Kabar Baik hari ini, 12 Oktober 2016
Lukas 11:42 – 46
Tetapi celakalah kamu, hai orang-orang Farisi, sebab kamu membayar persepuluhan dari selasih, inggu dan segala jenis sayuran, tetapi kamu mengabaikan keadilan dan kasih Allah. Yang satu harus dilakukan dan yang lain jangan diabaikan.
Celakalah kamu, hai orang-orang Farisi, sebab kamu suka duduk di tempat terdepan di rumah ibadat dan suka menerima penghormatan di pasar.
Celakalah kamu, sebab kamu sama seperti kubur yang tidak memakai tanda; orang-orang yang berjalan di atasnya, tidak mengetahuinya.”
Seorang dari antara ahli-ahli Taurat itu menjawab dan berkata kepada-Nya: “Guru, dengan berkata demikian, Engkau menghina kami juga.”
Tetapi Ia menjawab: “Celakalah kamu juga, hai ahli-ahli Taurat, sebab kamu meletakkan beban-beban yang tak terpikul pada orang, tetapi kamu sendiri tidak menyentuh beban itu dengan satu jaripun.
Renungan
Hukum Tuhan itu seperti halnya makan nasi rames, semua harus disantap habis tak boleh pilih-pilih.

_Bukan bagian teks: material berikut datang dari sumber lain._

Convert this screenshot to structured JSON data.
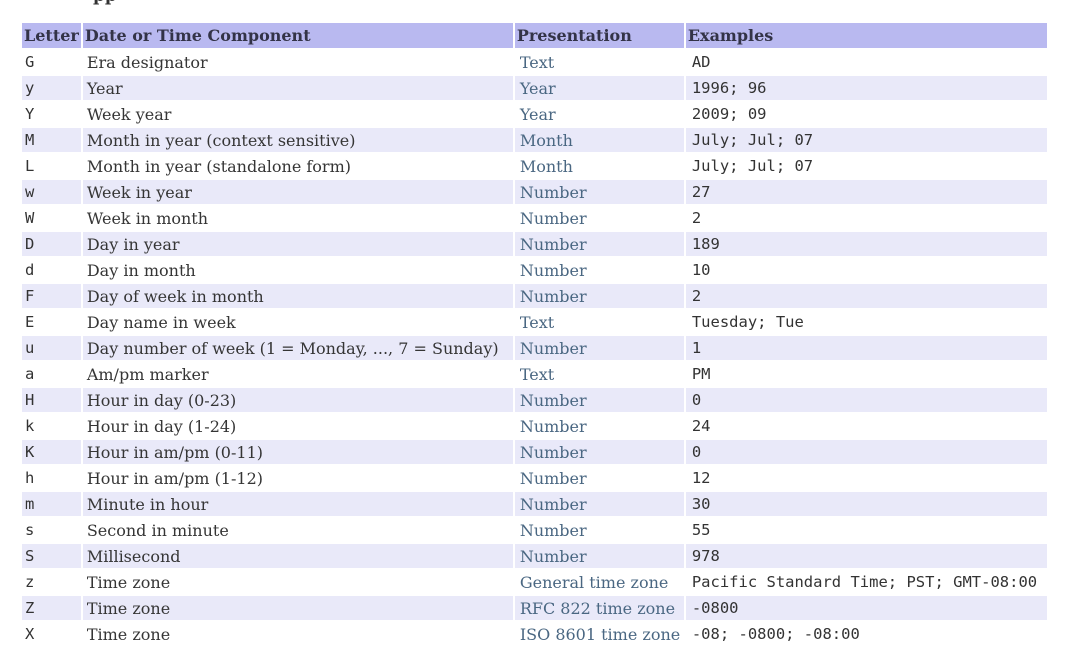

Dan kesalahan orang-orang Farisi serta ahli hukum Taurat adalah, karena sadar bahwa di mata masyarakat mereka dianggap lebih tahu tentang hukum Allah dibanding kebanyakan, mereka seenak jidat memilih hukum mana yang mau dilakukan sementara yang tak dipilih, disorongkan pada rakyat untuk dipikul dan dijadikan beban.
Persoalannya sekarang adalah, adakah kesalahan seperti itu hanya terjadi pada para petinggi saja? Bagaimana dengan rakyat kebanyakan seperti kita? Apakah kita lantas jadi terhindar dari hukum ‘pilih-pilih’ itu hanya karena kita ini rakyat?
Tentu tidak.
Kalau kita sudah menjalankan semua hukum dan ajaranNya, kita bisa berkata kita mampu. Tapi persoalannya sekarang, seberapa besar hukum Allah yang kita ketahui? Karena Allah itu Maha, maka selamanya Ia tak kan tersentuh seluruhnya kecuali atas ijin daripadaNya sendiri.
Tapi tenangkan pikirmu dan ambil nafas dalam-dalam karena dibalik kabar buruk selalu ada Kabar Baik. Ketidakmampuan kita itu diketahui dan dimaklumi oleh Allah. Jadi bersyukurlah karena kita tidak mampu karena oleh karena itu pula Ia lantas menyorongkan Tebusan Terbesar bagi kita dalam wujud yang sama seperti kita, Yesus, namanya.
Yesus didatangkan dua ribu tahun lalu bukan untuk menghukum dan menghakimi tapi untuk menolong ketidakmampuan kita itu. Nah persoalannya sekarang adalah kita mau atau tidak? Kita sudi atau menolak? Kita memungkiri atau mengakui?
Cepat putuskan sebelum Ia datang lagi untuk yang kedua kalinya. Karena pada saat itu tiba, Ia datang sebagai penghakim, juru adil atas orang yang hidup dan mati, atas kemauan dan kesetiaan kita dalam menanggapi kasih Allah itu sendiri.